I’m dwelling on the Hunter Valley while I reflect on last November’s Brokenwood 40th anniversary bash. I tasted virtually every wine Brokenwood had made since the start (tastings), including the highlights, Hunter semillon and shiraz. The tasting covered the regular Brokenwood Semillon from 1982 to the present (tastings), the Reserve ILR Semillon from 1992 (tasting), and special single-vineyard bottlings. And the shirazes, especially the flagship Graveyard Vineyard dating from 1983 (tasting), as well as a special wine you may not have heard of yet, named HBA (tastings) – a blend of the best barrel of Graveyard with a similar quantity of McLaren Vale shiraz, in homage to famous blends of the 1940s, ’50s and ’60s under such now-defunct labels as Hardys St Thomas and Reserve Bin and Mildara Special Bin reds.
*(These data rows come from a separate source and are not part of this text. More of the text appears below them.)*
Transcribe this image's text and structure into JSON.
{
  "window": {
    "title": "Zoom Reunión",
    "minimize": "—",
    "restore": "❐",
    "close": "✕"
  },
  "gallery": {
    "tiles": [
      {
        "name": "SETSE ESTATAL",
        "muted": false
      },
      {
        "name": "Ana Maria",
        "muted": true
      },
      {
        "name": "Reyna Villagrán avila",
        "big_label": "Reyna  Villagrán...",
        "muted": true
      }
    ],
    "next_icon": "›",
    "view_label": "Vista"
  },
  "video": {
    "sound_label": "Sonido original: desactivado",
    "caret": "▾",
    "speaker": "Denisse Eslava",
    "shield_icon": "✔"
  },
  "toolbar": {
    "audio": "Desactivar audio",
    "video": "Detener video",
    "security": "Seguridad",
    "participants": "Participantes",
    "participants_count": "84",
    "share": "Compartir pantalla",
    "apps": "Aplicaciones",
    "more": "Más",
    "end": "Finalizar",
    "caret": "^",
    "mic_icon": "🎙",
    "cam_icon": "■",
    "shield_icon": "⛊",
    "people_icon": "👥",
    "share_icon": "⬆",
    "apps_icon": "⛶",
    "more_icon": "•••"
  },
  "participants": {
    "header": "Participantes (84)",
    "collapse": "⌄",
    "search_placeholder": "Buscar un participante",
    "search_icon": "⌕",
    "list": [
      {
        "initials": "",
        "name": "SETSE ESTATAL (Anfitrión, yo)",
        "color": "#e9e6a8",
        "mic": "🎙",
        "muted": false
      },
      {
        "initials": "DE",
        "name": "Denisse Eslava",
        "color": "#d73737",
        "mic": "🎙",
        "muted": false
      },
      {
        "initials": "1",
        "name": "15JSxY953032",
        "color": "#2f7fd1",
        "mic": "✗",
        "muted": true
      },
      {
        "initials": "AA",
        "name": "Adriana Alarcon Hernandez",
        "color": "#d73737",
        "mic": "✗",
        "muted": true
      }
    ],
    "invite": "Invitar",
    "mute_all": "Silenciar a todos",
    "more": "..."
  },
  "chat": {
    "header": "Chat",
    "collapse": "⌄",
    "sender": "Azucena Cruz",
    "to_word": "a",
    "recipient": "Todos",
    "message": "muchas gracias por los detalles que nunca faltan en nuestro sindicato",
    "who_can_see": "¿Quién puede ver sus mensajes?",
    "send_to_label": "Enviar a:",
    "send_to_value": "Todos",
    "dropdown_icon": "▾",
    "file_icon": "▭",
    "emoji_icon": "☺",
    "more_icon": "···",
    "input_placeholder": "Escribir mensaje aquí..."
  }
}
The HBA project began between Bill Hardy at Hardys Tintara and Brokenwood’s managing director Iain Riggs in the early ’90s. But the Hunter vintages of the early ’90s were so poor that the project didn’t get off the ground till 1994. In Riggs’s own words, 1990 was horrendously wet, there was a drought in 1991 (with reduced crops), 1992 produced no fruit at all, and the ’93 crop was so small they couldn’t spare any Hunter fruit. The first vintage HBA, 1994, was locked away for 10 years before release. Ten years of cellaring continues to be part of the recipe.
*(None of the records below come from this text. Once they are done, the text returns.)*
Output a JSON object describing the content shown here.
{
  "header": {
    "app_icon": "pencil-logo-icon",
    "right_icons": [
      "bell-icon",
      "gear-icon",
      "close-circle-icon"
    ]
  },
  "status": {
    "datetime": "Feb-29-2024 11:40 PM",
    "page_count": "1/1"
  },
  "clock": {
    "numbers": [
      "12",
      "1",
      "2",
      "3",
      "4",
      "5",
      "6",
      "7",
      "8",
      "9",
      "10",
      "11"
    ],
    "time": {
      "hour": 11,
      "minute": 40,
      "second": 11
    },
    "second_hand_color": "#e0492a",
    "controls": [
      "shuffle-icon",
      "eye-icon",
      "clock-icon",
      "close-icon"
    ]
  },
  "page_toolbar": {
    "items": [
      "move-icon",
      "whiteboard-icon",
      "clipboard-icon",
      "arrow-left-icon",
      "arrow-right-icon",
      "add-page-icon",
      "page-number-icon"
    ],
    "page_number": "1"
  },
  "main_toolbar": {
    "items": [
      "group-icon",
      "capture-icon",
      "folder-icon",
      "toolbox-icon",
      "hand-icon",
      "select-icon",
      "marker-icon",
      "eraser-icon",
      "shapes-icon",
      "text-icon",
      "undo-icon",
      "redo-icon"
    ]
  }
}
I thought the lineup of Graveyard shirazes was superb, although the oldest vintages hadn’t all aged as well as I’d anticipated and several were starting to tire. As we might expect in a region of extremes, the ups and downs – traceable to seasonal conditions – were quite significant. Only two vintages, 2002 and 2008, yielded no Graveyard bottling at all.

But equally impressive were the HBAs. These were produced in 1996, ’98, 2000, and thereafter every year until 2010 except the horror wet year of 2008, when the Hunter Valley as a region produced virtually no red wine at all.
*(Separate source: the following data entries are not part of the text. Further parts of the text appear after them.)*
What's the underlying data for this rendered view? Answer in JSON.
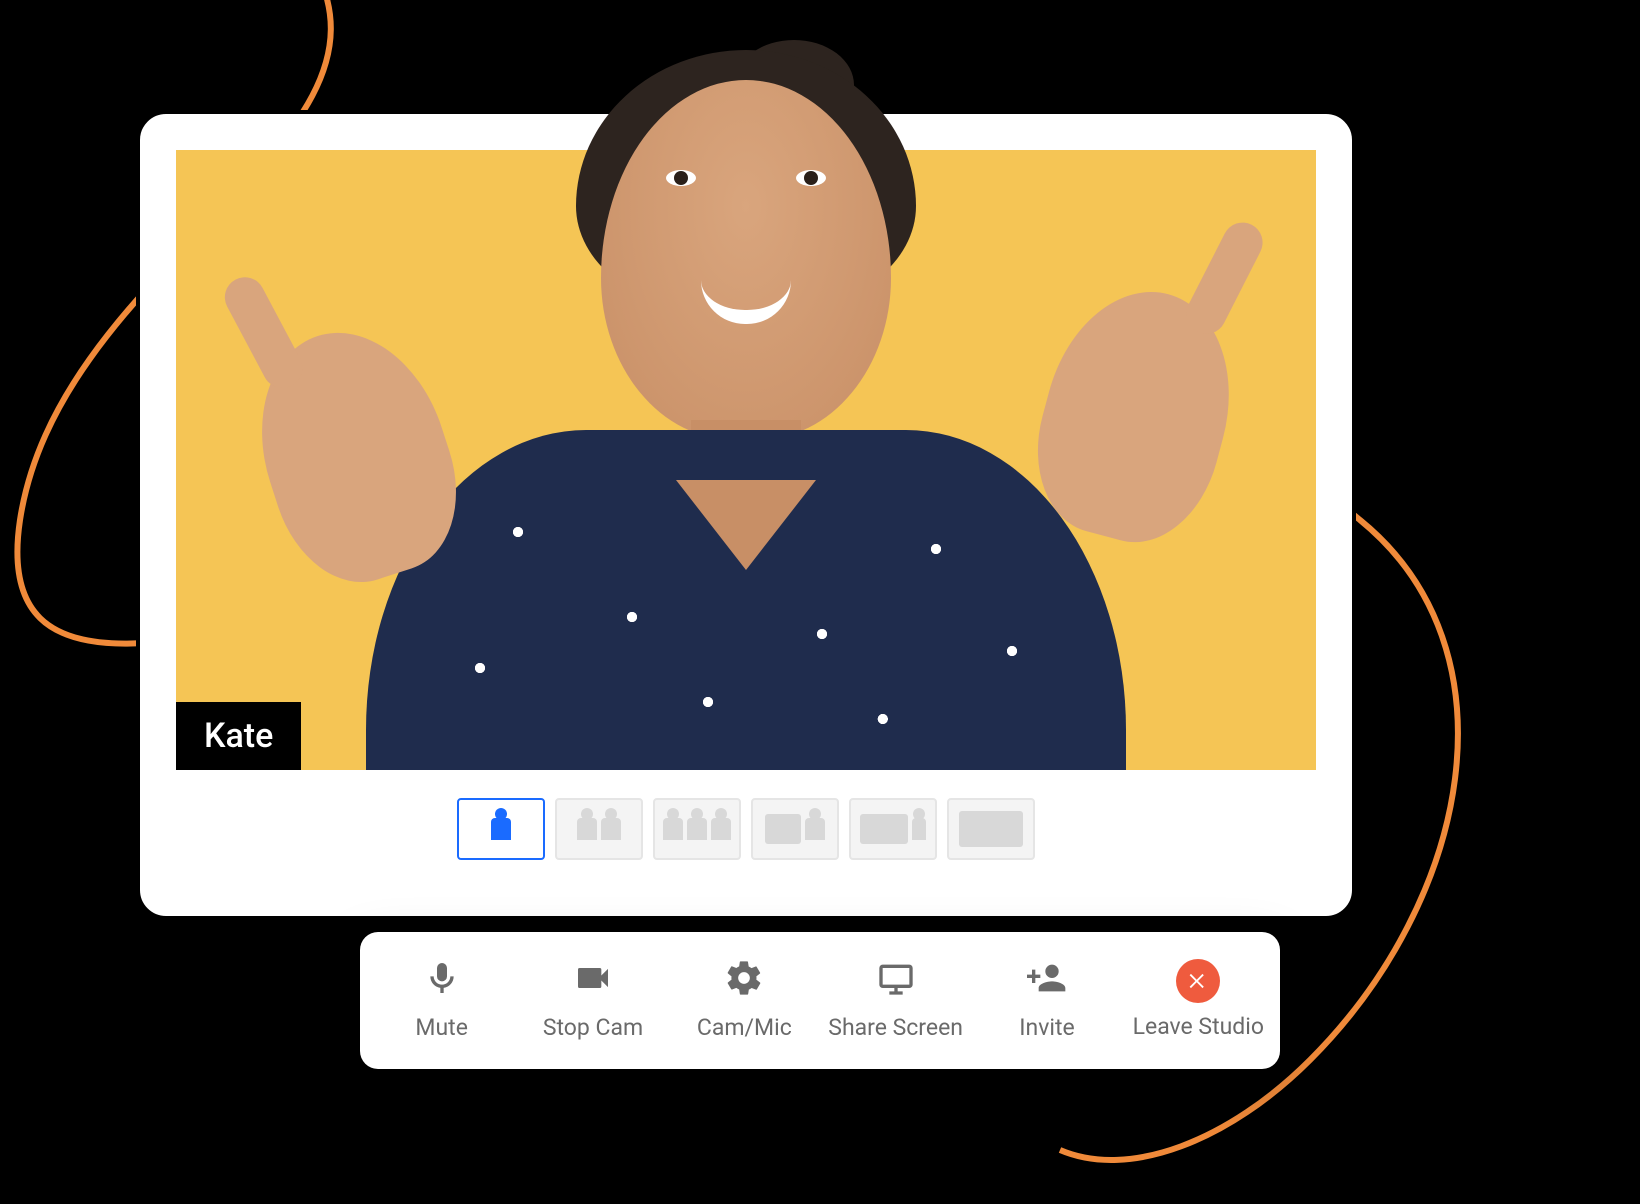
{
  "participant": {
    "name": "Kate"
  },
  "colors": {
    "video_bg": "#f5c555",
    "accent": "#1a6bff",
    "leave": "#ef5b3e",
    "swoosh": "#f08a3a"
  },
  "layouts": {
    "active_index": 0,
    "options": [
      {
        "id": "single-speaker"
      },
      {
        "id": "two-up"
      },
      {
        "id": "three-up"
      },
      {
        "id": "pip-speaker"
      },
      {
        "id": "pip-wide"
      },
      {
        "id": "full-wide"
      }
    ]
  },
  "toolbar": {
    "mute": {
      "label": "Mute",
      "icon": "microphone-icon"
    },
    "stop_cam": {
      "label": "Stop Cam",
      "icon": "camera-icon"
    },
    "cam_mic": {
      "label": "Cam/Mic",
      "icon": "gear-icon"
    },
    "share": {
      "label": "Share Screen",
      "icon": "monitor-icon"
    },
    "invite": {
      "label": "Invite",
      "icon": "person-plus-icon"
    },
    "leave": {
      "label": "Leave Studio",
      "icon": "close-icon"
    }
  }
}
In the beginning, HBA was known internally as Quail, named after one of the blocks of the Graveyard vineyard. When the wine is deemed not up to par by the time of release at 10 years, it is ‘declassified’ and labelled as Quail Shiraz. A Quail was released from 1994 and ’97.

The initials HBA refer to James Halliday, John Beeston and the late Tony Albert, the three original partners of Brokenwood.

If I had to describe HBA’s style and explain how it differs from Graveyard, richness and generosity of flavour would be the key difference. HBA is more fleshy, textural, and has more of the mid-palate richness typical of McLaren Vale (the region’s nickname used to be “the middle-palate of Australian wine” – itself a reminder of the days when inter-region blends were commonplace).

Graveyard on the other hand has more “Hunter character” – that distinctive earthiness or sometimes leatheriness peculiar to Hunter red wines.

Vintage variation is so pronounced in the Hunter because of its climate and weather. Of recent years, 2007 shaped up as an excellent year but on reflection I don’t regard it as a great year – a view reinforced when I judged the ’07s at last year’s Hunter Valley Wine Show. Too many of them are tough and clumsy, high in alcohol, or overbuilt… drought-year wines. But Graveyard is an exception, a really profound wine with a great future.

As already mentioned, ’08 Hunter reds are a non-starter, but ’09 – also on sale now – seems more and more an outstanding red vintage. The wines have a classical elegance that to me defines Hunter shiraz. Tyrrell’s Vat 9 (tastings) deservedly won trophies at the above-named show, and is a beacon for the regional style. The ’09 Brokenwood shirazes are also stand-outs: wines of balance and moderate alcohol (around 13.5%); wines of effortless charm and quality, character and harmony, which delight now and continue to do so for many years. We will have to wait till late May for the $150 2009 Graveyard (tasting – and eight more years for the HBA), but the regular ’09 Brokenwood shiraz (tasting) and ’09 Verona Vineyard (tasting), which I tasted just the other day, are both marvellous wines, available now at $40 and $50 respectively. The regular shiraz is nick-named Baby Graveyard, as it’s composed of Graveyard young vines and declassified Graveyard old vines. As the price difference hints, the Verona is marginally superior, being a touch more concentrated, but both are lovely.

Perhaps the greatest wines are grown in regions where viticulture has the most obstacles, where vignerons take the most risks and often teeter on the brink of failure; where the difference between great and poor harvests is widest.

*The 2000 HBA is on sale ex-winery for $220.